Wednesday, January 02, 2008

The Worst Language School Ever: Shantou Jail

The English teaching racket has its fair share of horror stories. You get off the plane in a foreign country, and it turns out that those modern, lovely facilities you saw on the website were, hmm, from the web. I've heard plenty of these stories -- the Korean hogwans have a particularly bad reputation. I mean when you start with a name like that, what can you expect?

A recent news story, however, has me thinking that you can get a lot worse: A young Malaysian woman acting as a drug mule was captured at Shantou airport and, according to one of the articles, is currently passing her time in jail teaching English.

The stories -- through no fault of their own, they seem well done, especially for something as sensitive as this -- leave you with many questions. Why exactly would Shantou jail inmates be interested in learning English? Since no one in the history of the universe has ever been searched at the Shantou airport -- especially flying in -- who didn't the dealers pay off and therefore piss off and contribute to the ruination of this young woman's life?

Do the women actually know they are being used as drug mules? The stories are ambiguous on this point, with some leaving you believing the women are naively unaware, and others with the impression that the women are reluctantly acquiescing to the pleas of men who have seduced them. In the end I guess it doesn't matter since they are going to jail and, barring some miracle, the grave for this offense.

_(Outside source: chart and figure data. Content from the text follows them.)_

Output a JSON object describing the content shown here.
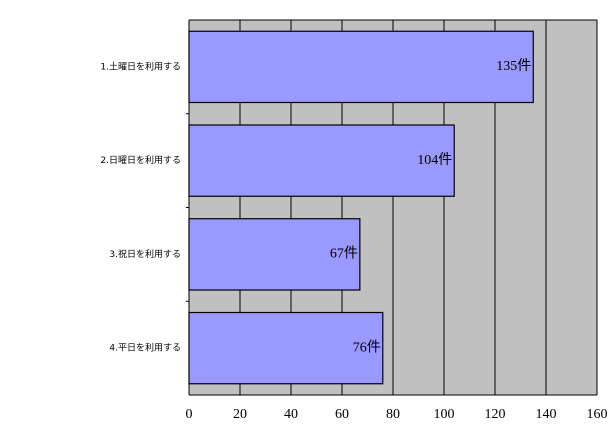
{
  "chart_data": {
    "type": "bar",
    "orientation": "horizontal",
    "categories": [
      "1.土曜日を利用する",
      "2.日曜日を利用する",
      "3.祝日を利用する",
      "4.平日を利用する"
    ],
    "values": [
      135,
      104,
      67,
      76
    ],
    "value_labels": [
      "135件",
      "104件",
      "67件",
      "76件"
    ],
    "color": "#9999ff",
    "background": "#c0c0c0",
    "xlim": [
      0,
      160
    ],
    "xticks": [
      0,
      20,
      40,
      60,
      80,
      100,
      120,
      140,
      160
    ],
    "grid": true
  }
}
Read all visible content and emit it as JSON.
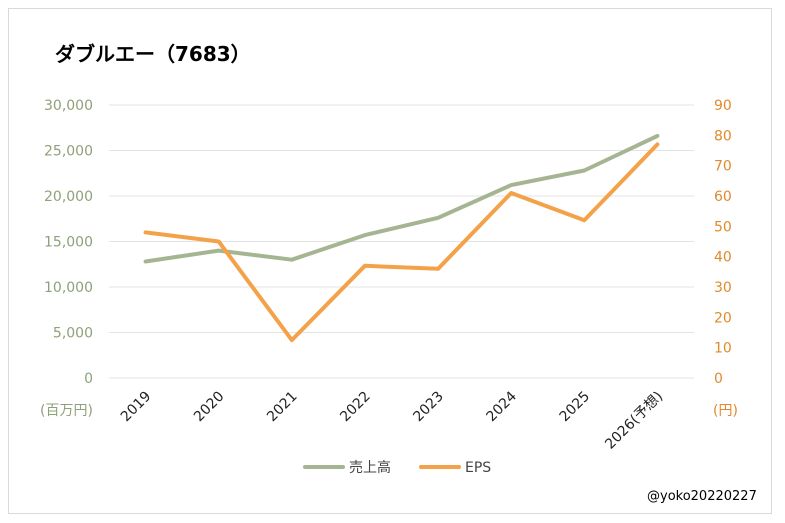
{
  "chart_data": {
    "type": "line",
    "title": "ダブルエー（7683）",
    "categories": [
      "2019",
      "2020",
      "2021",
      "2022",
      "2023",
      "2024",
      "2025",
      "2026(予想)"
    ],
    "series": [
      {
        "name": "売上高",
        "axis": "left",
        "color": "#a5b592",
        "values": [
          12800,
          14000,
          13000,
          15700,
          17600,
          21200,
          22800,
          26600
        ]
      },
      {
        "name": "EPS",
        "axis": "right",
        "color": "#f4a24a",
        "values": [
          48,
          45,
          12.5,
          37,
          36,
          61,
          52,
          77
        ]
      }
    ],
    "y_left": {
      "min": 0,
      "max": 30000,
      "step": 5000,
      "ticks": [
        "0",
        "5,000",
        "10,000",
        "15,000",
        "20,000",
        "25,000",
        "30,000"
      ],
      "unit": "(百万円)",
      "color": "#8ea17a"
    },
    "y_right": {
      "min": 0,
      "max": 90,
      "step": 10,
      "ticks": [
        "0",
        "10",
        "20",
        "30",
        "40",
        "50",
        "60",
        "70",
        "80",
        "90"
      ],
      "unit": "(円)",
      "color": "#e08a2c"
    },
    "grid": true,
    "legend": "bottom-center",
    "credit": "@yoko20220227"
  }
}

One interesting point, made in Singapore's New Straits Times, is that the number of drug smuggling offenses committed by foreigners coming into Guangdong has tripled in the last couple of years. Somewhere, somehow, though we read nothing about it and it officially doesn't exist, there is a drug-dealing syndicate or two on the other side of Umi Lazim, the woman in Shantou jail, who will turn 24 years old in a couple of days on January 4th.